Whether or not Licorice Pizza resolves that frustration (or further amplifies it) may ultimately depend on your receptiveness to the film’s free-floating rhythm. One can understand the urge to write off the film as a series of wistful vibes, but that’s an overly simplistic reading, not least because it threatens to translate the film’s shagginess into a kind of rose-tinted nostalgia. That’s a mood Licorice Pizza may well flirt with, but also complicates in some intriguing ways. Enamored as it is with the textures of its setting, the film is peppered with reminders of the era’s shortcomings: its sexism, racism, and homophobia. “Because Licorice Pizza is so light and freewheeling,”Adam Nayman suggests at The Ringer, 
"…there’s a temptation to praise it—or write it off—as an auteurist doodle, but the seams between the scenes are teeming with political critique. Whether flipping through the newspaper or glancing at televisions blaring speeches by a pre-impeachment Richard Nixon about the floundering American economy, Gary and Alana commiserate in a sense of shared alienation that ultimately begins to pull them apart."
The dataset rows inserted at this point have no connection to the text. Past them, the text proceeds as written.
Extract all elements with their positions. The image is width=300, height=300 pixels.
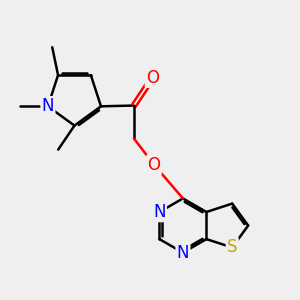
Text: O: O [148, 156, 160, 174]
Text: S: S [227, 238, 238, 256]
Text: O: O [146, 69, 159, 87]
Text: N: N [153, 203, 166, 221]
Text: N: N [177, 244, 189, 262]
Text: N: N [42, 97, 54, 115]
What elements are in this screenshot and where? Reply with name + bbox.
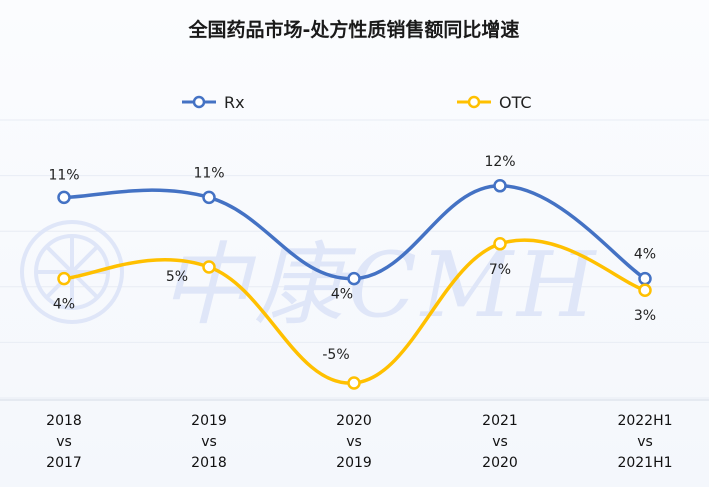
data-label-rx-2: 4%	[331, 287, 353, 303]
x-tick-3-line-2: 2020	[482, 455, 518, 471]
x-tick-1-line-2: 2018	[191, 455, 227, 471]
x-tick-1-line-0: 2019	[191, 413, 227, 429]
data-label-otc-1: 5%	[166, 269, 188, 285]
x-tick-0-line-2: 2017	[46, 455, 82, 471]
data-label-otc-0: 4%	[53, 297, 75, 313]
x-axis-ticks: 2018 vs 2017 2019 vs 2018 2020 vs 2019 2021 vs 2020…	[46, 413, 672, 471]
legend-label-otc: OTC	[499, 93, 532, 112]
legend-marker-otc	[467, 95, 481, 109]
x-tick-3-line-0: 2021	[482, 413, 518, 429]
point-otc-4	[638, 283, 652, 297]
watermark: 中康CMH	[20, 220, 600, 338]
x-tick-2-line-1: vs	[346, 434, 362, 450]
legend-marker-rx	[192, 95, 206, 109]
point-otc-0	[57, 271, 71, 286]
data-label-otc-3: 7%	[489, 262, 511, 278]
x-tick-4-line-2: 2021H1	[617, 455, 672, 471]
x-tick-4-line-0: 2022H1	[617, 413, 672, 429]
point-rx-4	[638, 271, 652, 286]
point-rx-1	[202, 190, 216, 205]
data-label-rx-3: 12%	[484, 154, 515, 170]
watermark-emblem-icon	[20, 220, 124, 324]
point-otc-2	[347, 376, 361, 390]
chart-title: 全国药品市场-处方性质销售额同比增速	[188, 18, 520, 41]
x-tick-2-line-0: 2020	[336, 413, 372, 429]
x-tick-0-line-1: vs	[56, 434, 72, 450]
watermark-text: 中康CMH	[160, 233, 600, 338]
legend-label-rx: Rx	[224, 93, 245, 112]
data-label-rx-1: 11%	[193, 165, 224, 181]
x-tick-4-line-1: vs	[637, 434, 653, 450]
data-label-otc-4: 3%	[634, 308, 656, 324]
x-tick-0-line-0: 2018	[46, 413, 82, 429]
data-label-otc-2: -5%	[322, 347, 349, 363]
legend: Rx OTC	[182, 93, 532, 112]
point-rx-3	[493, 179, 507, 193]
x-tick-3-line-1: vs	[492, 434, 508, 450]
data-label-rx-0: 11%	[48, 167, 79, 183]
point-otc-3	[493, 237, 507, 251]
series-points	[57, 179, 652, 390]
data-labels: 11% 11% 4% 12% 4% 4% 5% -5% 7% 3%	[48, 154, 656, 363]
data-label-rx-4: 4%	[634, 247, 656, 263]
x-tick-2-line-2: 2019	[336, 455, 372, 471]
point-rx-0	[57, 190, 71, 205]
x-tick-1-line-1: vs	[201, 434, 217, 450]
point-otc-1	[202, 260, 216, 274]
point-rx-2	[347, 271, 361, 286]
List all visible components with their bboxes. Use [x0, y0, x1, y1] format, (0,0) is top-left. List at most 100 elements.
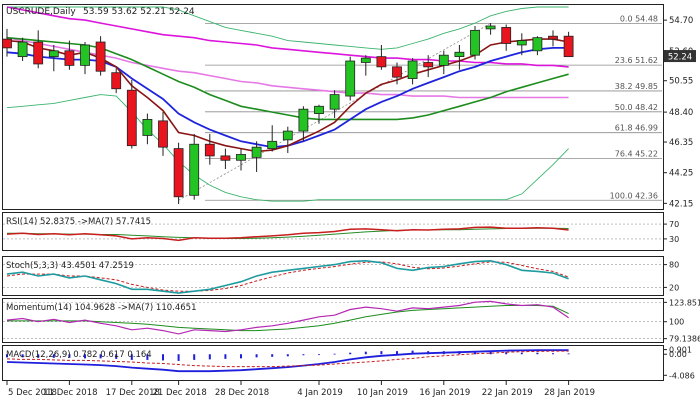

Perhaps the kind of nostalgia the film gestures at isn’t so much a longing for a specific time and place, but a desire, Alison Willmore contends at Vulture, “to return to the uncertainty of the period of life its two characters straddle,” a wish based on the understanding, “one that can only come after the fact, that those feelings of being lost are a sort of privilege.” Seen in this light, the shagginess the film emanates is a fitting reflection of the angst and exuberance of its young, aimless drifters. One may accuse Anderson of getting lost in the film’s restless zig-zagging, of concocting a tale with little plot to hang on to. But inasmuch as it tries to sponge up the exhilaration and whimsy of youth, Licorice Pizza feels authentic, vivid, and joltingly alive. After all, as Justin Chang notes in his L.A. Times review, Anderson is the kind of artist... 
"…for whom the past is more than just an excuse for a nostalgia trip. With “Licorice Pizza” he has sifted through a haze of wildly embellished tales and half-forgotten memories — and pieced together something that feels more concrete, more achingly, tangibly real, than just about any American movie this year."
The Current Debate is a weekly column that connects the dots between great writing about a topic in the wider film conversation.